Polling the Polls: Will They Be Right?

Nov. 6, 2006— -- Most -- but not all -- of the final weekend national polls for the 2006 midterm elections found a narrower, single-digit Democratic lead in congressional preferences among voters.

It's 51-45 percent among likely voters in our ABC News/Washington Post poll completed on Saturday; an essentially identical 51-44 percent in a Gallup-USA Today poll completed Sunday; and 47-43 percent (with higher undecideds) in a Pew Research Center poll completed Saturday.

These differ from a CNN poll completed Sunday that has a 20-point Democratic lead. Similarly, Time and Newsweek polls completed Friday showed 15- to 16-point Dem. leads. In addition, a CBS News/New York Times poll completed last Tuesday showed an 18-point Democratic lead.

It's not easy to explain the CNN result in light of the concurrent ABC News/Post, Gallup and Pew polls. Likely voter modeling may explain some, but not all, of it. In any case, the weight of evidence in the most recent polls is that the race has tightened.

That's sensible. It reflects wavering but usually loyal Republican voters who have toyed with abandoning the party only to stay put. This fits with the dynamic of the campaign in which the Democrats have taken advantage of disenchantment with the Republicans without presenting clear policy alternatives of their own, particularly not on the fundamental issue, the war in Iraq.
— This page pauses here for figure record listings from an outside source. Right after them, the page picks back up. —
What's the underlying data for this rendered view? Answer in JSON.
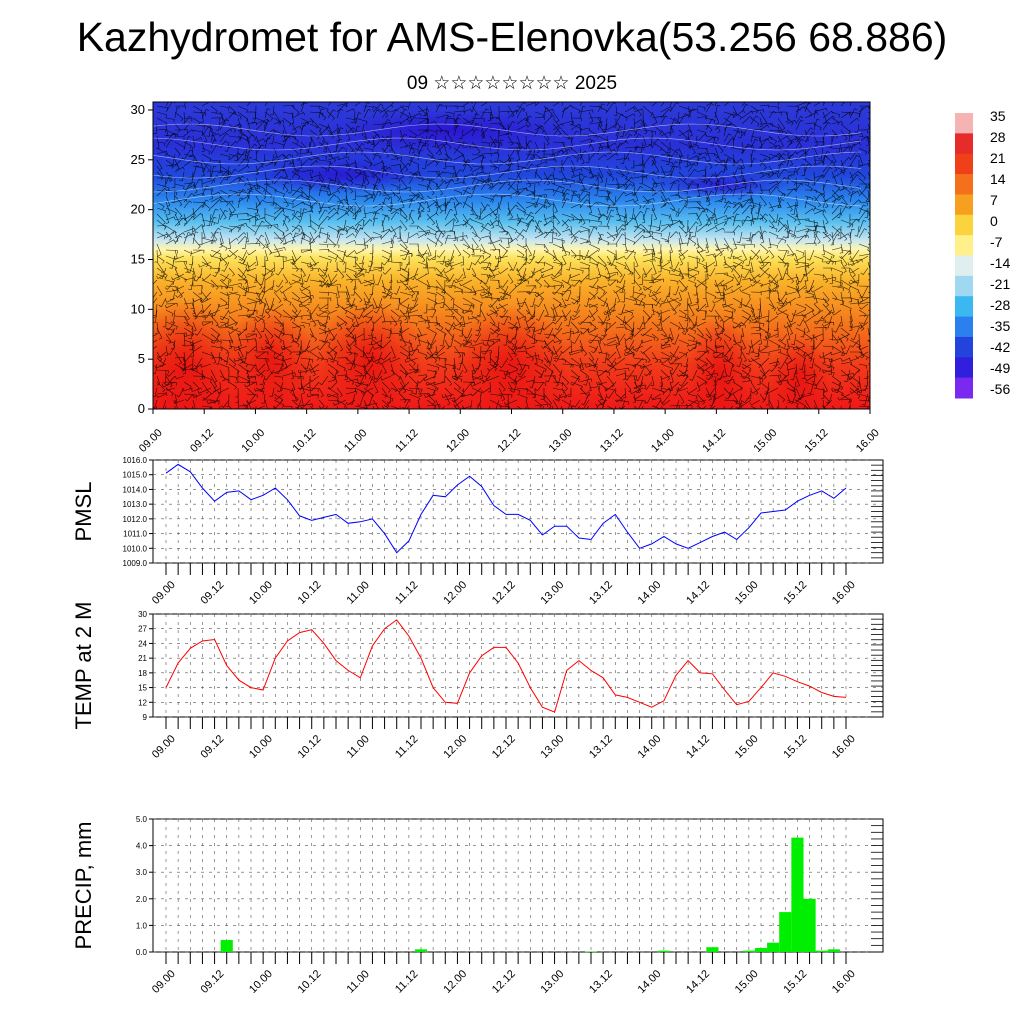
{
  "title": "Kazhydromet for AMS-Elenovka(53.256 68.886)",
  "subtitle": "09 ☆☆☆☆☆☆☆☆ 2025",
  "colors": {
    "pressure_line": "#0000ff",
    "temp_line": "#ff0000",
    "precip_bar": "#00ee00"
  },
  "chart_data": [
    {
      "type": "heatmap",
      "name": "vertical-cross-section",
      "x_ticks": [
        "09.00",
        "09.12",
        "10.00",
        "10.12",
        "11.00",
        "11.12",
        "12.00",
        "12.12",
        "13.00",
        "13.12",
        "14.00",
        "14.12",
        "15.00",
        "15.12",
        "16.00"
      ],
      "y_ticks": [
        "0",
        "5",
        "10",
        "15",
        "20",
        "25",
        "30"
      ],
      "ylim": [
        0,
        30.8
      ],
      "colorbar_labels": [
        "35",
        "28",
        "21",
        "14",
        "7",
        "0",
        "-7",
        "-14",
        "-21",
        "-28",
        "-35",
        "-42",
        "-49",
        "-56"
      ],
      "colorbar_colors": [
        "#f5b3b3",
        "#e62b2b",
        "#f0401a",
        "#f5701a",
        "#f7a020",
        "#fbd33d",
        "#fff08a",
        "#dfeff0",
        "#9fd8f0",
        "#3cb8f0",
        "#2a80ee",
        "#2244dd",
        "#3020dd",
        "#7a2af0"
      ]
    },
    {
      "type": "line",
      "name": "pmsl",
      "ylabel": "PMSL",
      "ylim": [
        1009,
        1016
      ],
      "y_ticks": [
        "1016.0",
        "1015.0",
        "1014.0",
        "1013.0",
        "1012.0",
        "1011.0",
        "1010.0",
        "1009.0"
      ],
      "x_ticks": [
        "09.00",
        "09.12",
        "10.00",
        "10.12",
        "11.00",
        "11.12",
        "12.00",
        "12.12",
        "13.00",
        "13.12",
        "14.00",
        "14.12",
        "15.00",
        "15.12",
        "16.00"
      ],
      "values": [
        1015.1,
        1015.7,
        1015.2,
        1014.1,
        1013.2,
        1013.8,
        1013.9,
        1013.3,
        1013.6,
        1014.1,
        1013.3,
        1012.2,
        1011.9,
        1012.1,
        1012.3,
        1011.7,
        1011.8,
        1012.0,
        1011.0,
        1009.7,
        1010.5,
        1012.3,
        1013.6,
        1013.5,
        1014.3,
        1014.9,
        1014.2,
        1012.9,
        1012.3,
        1012.3,
        1011.9,
        1010.9,
        1011.5,
        1011.5,
        1010.7,
        1010.6,
        1011.7,
        1012.3,
        1011.1,
        1010.0,
        1010.3,
        1010.8,
        1010.3,
        1010.0,
        1010.4,
        1010.8,
        1011.1,
        1010.6,
        1011.4,
        1012.4,
        1012.5,
        1012.6,
        1013.2,
        1013.6,
        1013.9,
        1013.4,
        1014.1
      ]
    },
    {
      "type": "line",
      "name": "temp-2m",
      "ylabel": "TEMP at 2 M",
      "ylim": [
        9,
        30
      ],
      "y_ticks": [
        "30",
        "27",
        "24",
        "21",
        "18",
        "15",
        "12",
        "9"
      ],
      "x_ticks": [
        "09.00",
        "09.12",
        "10.00",
        "10.12",
        "11.00",
        "11.12",
        "12.00",
        "12.12",
        "13.00",
        "13.12",
        "14.00",
        "14.12",
        "15.00",
        "15.12",
        "16.00"
      ],
      "values": [
        15,
        20,
        23,
        24.5,
        24.8,
        19.5,
        16.5,
        15,
        14.5,
        21,
        24.5,
        26.2,
        26.8,
        24,
        20.5,
        18.5,
        17,
        23.5,
        27,
        28.8,
        25.5,
        21,
        15,
        12,
        11.8,
        18,
        21.5,
        23.2,
        23.2,
        20,
        15,
        11,
        10,
        18.5,
        20.5,
        18.5,
        17,
        13.5,
        13,
        12,
        11,
        12.3,
        17.5,
        20.5,
        18,
        17.8,
        14.5,
        11.5,
        12.2,
        15,
        18,
        17.3,
        16.2,
        15.3,
        14,
        13.2,
        13
      ]
    },
    {
      "type": "bar",
      "name": "precipitation",
      "ylabel": "PRECIP, mm",
      "ylim": [
        0,
        5
      ],
      "y_ticks": [
        "5.0",
        "4.0",
        "3.0",
        "2.0",
        "1.0",
        "0.0"
      ],
      "x_ticks": [
        "09.00",
        "09.12",
        "10.00",
        "10.12",
        "11.00",
        "11.12",
        "12.00",
        "12.12",
        "13.00",
        "13.12",
        "14.00",
        "14.12",
        "15.00",
        "15.12",
        "16.00"
      ],
      "values": [
        0,
        0,
        0,
        0,
        0,
        0.45,
        0,
        0,
        0,
        0,
        0,
        0,
        0,
        0,
        0,
        0,
        0,
        0,
        0,
        0,
        0,
        0.1,
        0,
        0,
        0,
        0,
        0,
        0,
        0,
        0,
        0,
        0,
        0,
        0,
        0,
        0.02,
        0,
        0,
        0,
        0,
        0,
        0.05,
        0,
        0,
        0,
        0.18,
        0,
        0,
        0.05,
        0.15,
        0.35,
        1.5,
        4.3,
        2.0,
        0.05,
        0.1,
        0
      ]
    }
  ]
}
In our poll this weekend, a majority of likely voters said the Democrats do not offer a clear direction that's different from the Republicans. The lack of a clear alternative makes the Democrats less sticky.

Public Still Believes Congress Isn't Working

That said, the public's basic mood has not changed.
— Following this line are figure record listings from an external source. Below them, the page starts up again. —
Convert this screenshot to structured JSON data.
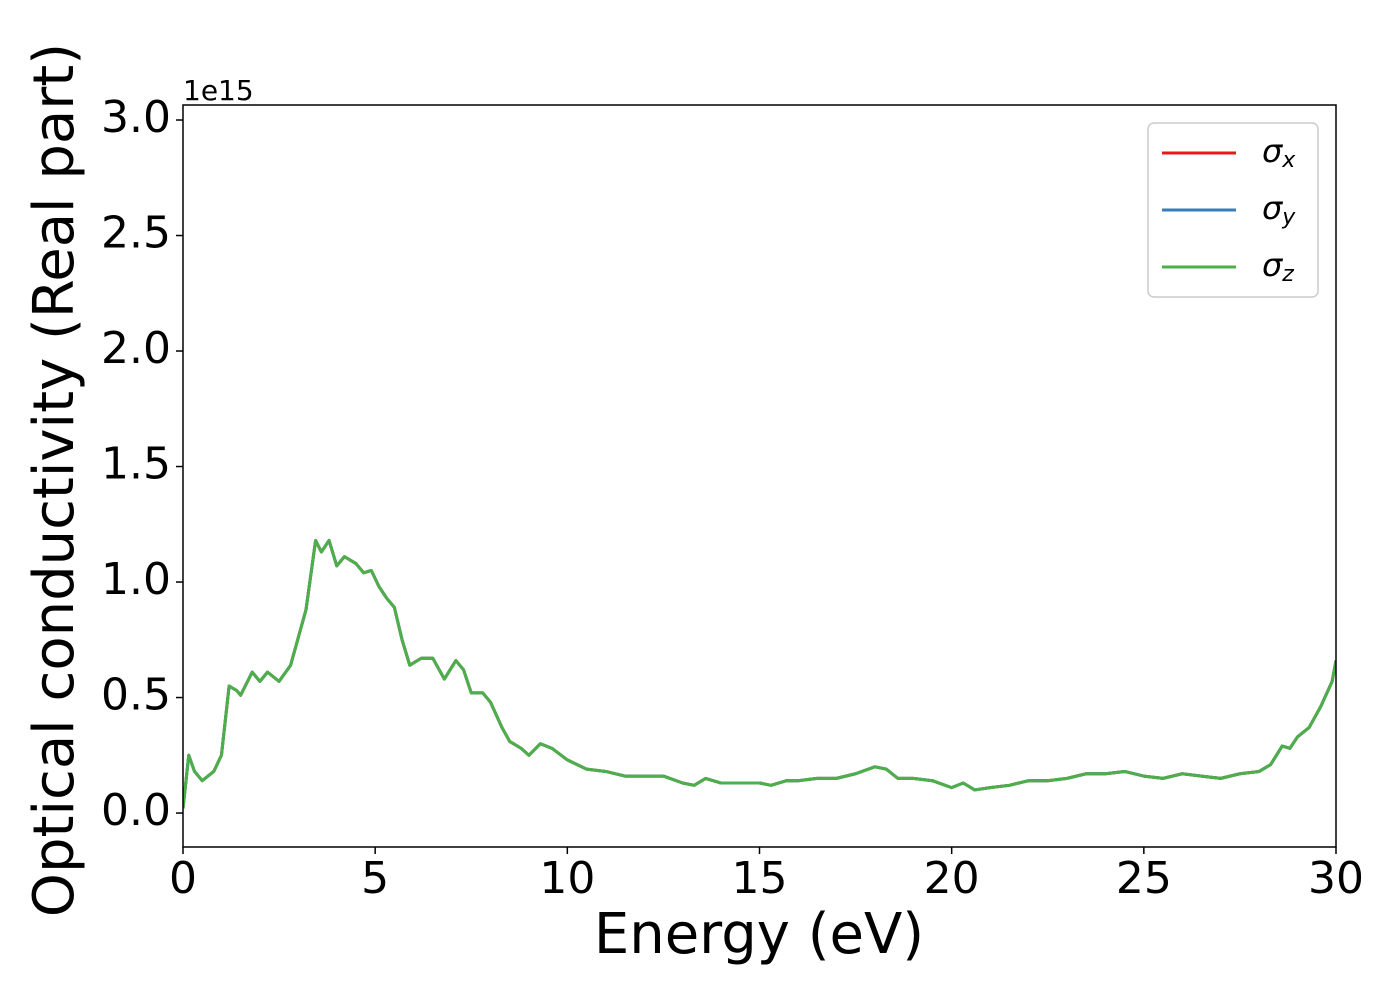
{
  "chart_data": {
    "type": "line",
    "xlabel": "Energy (eV)",
    "ylabel": "Optical conductivity (Real part)",
    "y_offset_label": "1e15",
    "x": [
      0,
      0.15,
      0.3,
      0.5,
      0.8,
      1.0,
      1.2,
      1.4,
      1.5,
      1.8,
      2.0,
      2.2,
      2.5,
      2.8,
      3.0,
      3.2,
      3.45,
      3.6,
      3.8,
      4.0,
      4.2,
      4.5,
      4.7,
      4.9,
      5.1,
      5.3,
      5.5,
      5.7,
      5.9,
      6.2,
      6.5,
      6.8,
      7.1,
      7.3,
      7.5,
      7.8,
      8.0,
      8.3,
      8.5,
      8.8,
      9.0,
      9.3,
      9.6,
      10.0,
      10.5,
      11.0,
      11.5,
      12.0,
      12.5,
      13.0,
      13.3,
      13.6,
      14.0,
      14.5,
      15.0,
      15.3,
      15.7,
      16.0,
      16.5,
      17.0,
      17.5,
      18.0,
      18.3,
      18.6,
      19.0,
      19.5,
      20.0,
      20.3,
      20.6,
      21.0,
      21.5,
      22.0,
      22.5,
      23.0,
      23.5,
      24.0,
      24.5,
      25.0,
      25.5,
      26.0,
      26.5,
      27.0,
      27.5,
      28.0,
      28.3,
      28.6,
      28.8,
      29.0,
      29.3,
      29.6,
      29.9,
      30.0
    ],
    "series": [
      {
        "name": "σx",
        "color": "#e41a1c",
        "values": [
          0.02,
          0.25,
          0.18,
          0.14,
          0.18,
          0.25,
          0.55,
          0.53,
          0.51,
          0.61,
          0.57,
          0.61,
          0.57,
          0.64,
          0.76,
          0.88,
          1.18,
          1.13,
          1.18,
          1.07,
          1.11,
          1.08,
          1.04,
          1.05,
          0.98,
          0.93,
          0.89,
          0.75,
          0.64,
          0.67,
          0.67,
          0.58,
          0.66,
          0.62,
          0.52,
          0.52,
          0.48,
          0.37,
          0.31,
          0.28,
          0.25,
          0.3,
          0.28,
          0.23,
          0.19,
          0.18,
          0.16,
          0.16,
          0.16,
          0.13,
          0.12,
          0.15,
          0.13,
          0.13,
          0.13,
          0.12,
          0.14,
          0.14,
          0.15,
          0.15,
          0.17,
          0.2,
          0.19,
          0.15,
          0.15,
          0.14,
          0.11,
          0.13,
          0.1,
          0.11,
          0.12,
          0.14,
          0.14,
          0.15,
          0.17,
          0.17,
          0.18,
          0.16,
          0.15,
          0.17,
          0.16,
          0.15,
          0.17,
          0.18,
          0.21,
          0.29,
          0.28,
          0.33,
          0.37,
          0.46,
          0.57,
          0.66
        ]
      },
      {
        "name": "σy",
        "color": "#377eb8",
        "values": [
          0.02,
          0.25,
          0.18,
          0.14,
          0.18,
          0.25,
          0.55,
          0.53,
          0.51,
          0.61,
          0.57,
          0.61,
          0.57,
          0.64,
          0.76,
          0.88,
          1.18,
          1.13,
          1.18,
          1.07,
          1.11,
          1.08,
          1.04,
          1.05,
          0.98,
          0.93,
          0.89,
          0.75,
          0.64,
          0.67,
          0.67,
          0.58,
          0.66,
          0.62,
          0.52,
          0.52,
          0.48,
          0.37,
          0.31,
          0.28,
          0.25,
          0.3,
          0.28,
          0.23,
          0.19,
          0.18,
          0.16,
          0.16,
          0.16,
          0.13,
          0.12,
          0.15,
          0.13,
          0.13,
          0.13,
          0.12,
          0.14,
          0.14,
          0.15,
          0.15,
          0.17,
          0.2,
          0.19,
          0.15,
          0.15,
          0.14,
          0.11,
          0.13,
          0.1,
          0.11,
          0.12,
          0.14,
          0.14,
          0.15,
          0.17,
          0.17,
          0.18,
          0.16,
          0.15,
          0.17,
          0.16,
          0.15,
          0.17,
          0.18,
          0.21,
          0.29,
          0.28,
          0.33,
          0.37,
          0.46,
          0.57,
          0.66
        ]
      },
      {
        "name": "σz",
        "color": "#4daf4a",
        "values": [
          0.02,
          0.25,
          0.18,
          0.14,
          0.18,
          0.25,
          0.55,
          0.53,
          0.51,
          0.61,
          0.57,
          0.61,
          0.57,
          0.64,
          0.76,
          0.88,
          1.18,
          1.13,
          1.18,
          1.07,
          1.11,
          1.08,
          1.04,
          1.05,
          0.98,
          0.93,
          0.89,
          0.75,
          0.64,
          0.67,
          0.67,
          0.58,
          0.66,
          0.62,
          0.52,
          0.52,
          0.48,
          0.37,
          0.31,
          0.28,
          0.25,
          0.3,
          0.28,
          0.23,
          0.19,
          0.18,
          0.16,
          0.16,
          0.16,
          0.13,
          0.12,
          0.15,
          0.13,
          0.13,
          0.13,
          0.12,
          0.14,
          0.14,
          0.15,
          0.15,
          0.17,
          0.2,
          0.19,
          0.15,
          0.15,
          0.14,
          0.11,
          0.13,
          0.1,
          0.11,
          0.12,
          0.14,
          0.14,
          0.15,
          0.17,
          0.17,
          0.18,
          0.16,
          0.15,
          0.17,
          0.16,
          0.15,
          0.17,
          0.18,
          0.21,
          0.29,
          0.28,
          0.33,
          0.37,
          0.46,
          0.57,
          0.66
        ]
      }
    ],
    "xlim": [
      0,
      30
    ],
    "xticks": [
      0,
      5,
      10,
      15,
      20,
      25,
      30
    ],
    "ylim": [
      -0.147,
      3.065
    ],
    "yticks": [
      {
        "value": 0,
        "label": "0.0"
      },
      0.5,
      {
        "value": 1,
        "label": "1.0"
      },
      1.5,
      {
        "value": 2,
        "label": "2.0"
      },
      2.5,
      {
        "value": 3,
        "label": "3.0"
      }
    ],
    "grid": false,
    "legend": "upper right"
  }
}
Sixty percent of registered voters disapprove of how Congress is working, and 59 percent say the country's headed in the wrong direction. President Bush's 40 percent approval rating in our poll is the lowest for a president at midterm since 1950, and very close to Ronald Reagan's in 1982 (with unemployment then at a 42-year high). Truman and Reagan lost 29 and 26 seats, respectively, in those elections.

Moreover, as pointed out in our Sunday analysis, the Republicans won the national House vote by seven points -- not 16 or 20 -- in 1994, and that was enough to get them 52 seats. Neither party has won by 16 points since the immediate post-Watergate election of 1974.

The trend in voter preferences appears to occur where you'd most expect it -- among usual Republican voters returning home. The biggest of the shifts we noted this weekend were among married men, previously undecided independents and the financially better off.

It's still a 50-50 country in basic political sentiment. The long-term trends in political party identification are still toward convergence. That makes the six-point Democratic lead in our poll look impressive in its own right.

In the House, both national sentiment and ABC's Political Unit's intelligence suggest there will be significant gains for the Democrats. In the Senate, state polls indicate a continued close contest for control.

Fundamentally, the long-term trend in this country is still a 50-50 nation. And the short-term trend in this election is still one of unhappiness with the current Republican leadership, inspired by an unpopular war.